ObamaCare’s Medicaid Expansion Poses Risks for GOP Candidates
For all the attention given to Obamacare’s federal and state exchanges it’s easy to forget that expanding Medicaid remains the single biggest way the controversial law intends to increase the amount of people covered by health insurance.
And unlike the private plans available on the exchanges, every new Medicaid enrollee is completely dependent on the government.
In states where Democratic lawmakers chose to expand Medicaid under Obamacare, the spike in enrollments could pose problems for Republican candidates.
Greg Sargent, after noting that around 75,000 people have signed up for expanded Medicaid in West Virginia, asks, “How would the GOP Senate candidate in West Virginia, Rep. Shelley More Capito, respond if asked directly if she would take insurance away from all these people?”
Sargent’s liberal frame is sure to be echoed in the 2014 election as Democrats try to portray Republicans as heartless skinflints. In this telling, the only options are either to embrace Obamacare’s massive expansion of the welfare state or return to the status quo of sizeable numbers of people unable to get health insurance. (To combat this framing, Republicans should unite around an already existing proposal that gives them the upper hand.)

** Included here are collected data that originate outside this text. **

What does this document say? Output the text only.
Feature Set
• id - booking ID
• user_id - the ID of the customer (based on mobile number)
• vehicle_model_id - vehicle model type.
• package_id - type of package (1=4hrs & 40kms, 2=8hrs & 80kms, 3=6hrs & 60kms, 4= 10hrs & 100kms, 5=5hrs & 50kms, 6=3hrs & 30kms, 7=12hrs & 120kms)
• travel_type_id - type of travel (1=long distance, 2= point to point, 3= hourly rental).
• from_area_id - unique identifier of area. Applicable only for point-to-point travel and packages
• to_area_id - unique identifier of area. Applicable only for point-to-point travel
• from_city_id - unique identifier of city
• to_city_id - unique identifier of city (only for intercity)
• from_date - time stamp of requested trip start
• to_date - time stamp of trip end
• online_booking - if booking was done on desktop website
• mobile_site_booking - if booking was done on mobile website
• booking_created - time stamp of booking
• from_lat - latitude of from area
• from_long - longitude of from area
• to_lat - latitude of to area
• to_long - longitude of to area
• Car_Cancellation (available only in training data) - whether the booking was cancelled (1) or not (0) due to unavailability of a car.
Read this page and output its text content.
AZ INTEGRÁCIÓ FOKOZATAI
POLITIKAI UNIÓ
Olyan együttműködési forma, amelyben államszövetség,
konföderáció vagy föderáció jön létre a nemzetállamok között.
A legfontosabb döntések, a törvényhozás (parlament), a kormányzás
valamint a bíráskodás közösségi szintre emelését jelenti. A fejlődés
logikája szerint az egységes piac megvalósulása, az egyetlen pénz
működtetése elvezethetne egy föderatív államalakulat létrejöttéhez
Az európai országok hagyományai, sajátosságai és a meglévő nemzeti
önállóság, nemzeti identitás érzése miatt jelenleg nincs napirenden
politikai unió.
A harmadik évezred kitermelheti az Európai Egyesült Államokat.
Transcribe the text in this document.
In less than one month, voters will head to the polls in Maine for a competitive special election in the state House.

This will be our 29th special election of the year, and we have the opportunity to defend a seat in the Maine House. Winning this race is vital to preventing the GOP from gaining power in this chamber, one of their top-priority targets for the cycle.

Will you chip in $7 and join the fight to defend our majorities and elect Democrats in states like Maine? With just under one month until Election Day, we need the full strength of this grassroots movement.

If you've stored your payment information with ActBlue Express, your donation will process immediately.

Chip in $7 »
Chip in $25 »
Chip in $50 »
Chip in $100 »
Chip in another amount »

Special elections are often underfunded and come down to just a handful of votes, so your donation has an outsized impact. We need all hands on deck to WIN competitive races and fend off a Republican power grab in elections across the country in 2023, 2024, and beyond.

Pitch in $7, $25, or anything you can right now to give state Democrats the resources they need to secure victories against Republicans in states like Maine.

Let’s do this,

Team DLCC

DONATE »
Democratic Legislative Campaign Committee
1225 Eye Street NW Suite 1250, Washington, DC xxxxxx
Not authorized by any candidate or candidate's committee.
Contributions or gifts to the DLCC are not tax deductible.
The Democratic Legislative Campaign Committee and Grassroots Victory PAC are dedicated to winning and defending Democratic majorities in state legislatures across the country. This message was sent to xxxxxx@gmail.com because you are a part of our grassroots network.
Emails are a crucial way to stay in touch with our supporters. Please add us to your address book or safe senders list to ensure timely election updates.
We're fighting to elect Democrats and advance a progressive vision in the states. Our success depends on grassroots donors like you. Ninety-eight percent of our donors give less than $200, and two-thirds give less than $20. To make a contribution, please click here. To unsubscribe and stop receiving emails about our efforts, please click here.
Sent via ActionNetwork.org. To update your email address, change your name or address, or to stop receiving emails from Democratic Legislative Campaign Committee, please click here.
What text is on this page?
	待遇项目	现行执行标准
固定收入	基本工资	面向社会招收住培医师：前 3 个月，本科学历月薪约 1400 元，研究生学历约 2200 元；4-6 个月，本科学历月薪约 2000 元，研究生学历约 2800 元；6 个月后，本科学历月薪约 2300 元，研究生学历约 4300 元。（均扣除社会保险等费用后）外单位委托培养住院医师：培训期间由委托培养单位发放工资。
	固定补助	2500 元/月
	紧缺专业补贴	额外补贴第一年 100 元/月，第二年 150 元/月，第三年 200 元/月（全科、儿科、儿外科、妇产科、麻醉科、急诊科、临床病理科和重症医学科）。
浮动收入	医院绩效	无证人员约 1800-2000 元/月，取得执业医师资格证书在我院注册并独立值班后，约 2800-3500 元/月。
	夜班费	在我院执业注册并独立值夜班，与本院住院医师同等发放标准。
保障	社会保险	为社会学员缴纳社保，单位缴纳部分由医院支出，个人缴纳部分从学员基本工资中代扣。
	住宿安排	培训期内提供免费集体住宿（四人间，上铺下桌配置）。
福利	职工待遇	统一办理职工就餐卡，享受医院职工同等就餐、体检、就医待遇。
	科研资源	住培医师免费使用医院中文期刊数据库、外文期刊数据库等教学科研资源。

But that’s at the federal level. More locally, GOP gubernatorial candidates in states that (1) expanded Medicaid and (2) appear most likely to elect a Republican governor are staying mum about repealing Obamacare’s Medicaid expansion.
“None of these Republicans is pledging to repeal the Medicaid expansion put in place by a Democratic governor,” according to Jonathan Bernstein.
As Bernstein puts it, “Liberals assume that once benefits are extended, no government will take them away.”
Unless Republicans at the state level show the kind of policy moxie exhibited by Wisconsin’s Scott Walker, that prediction might come true.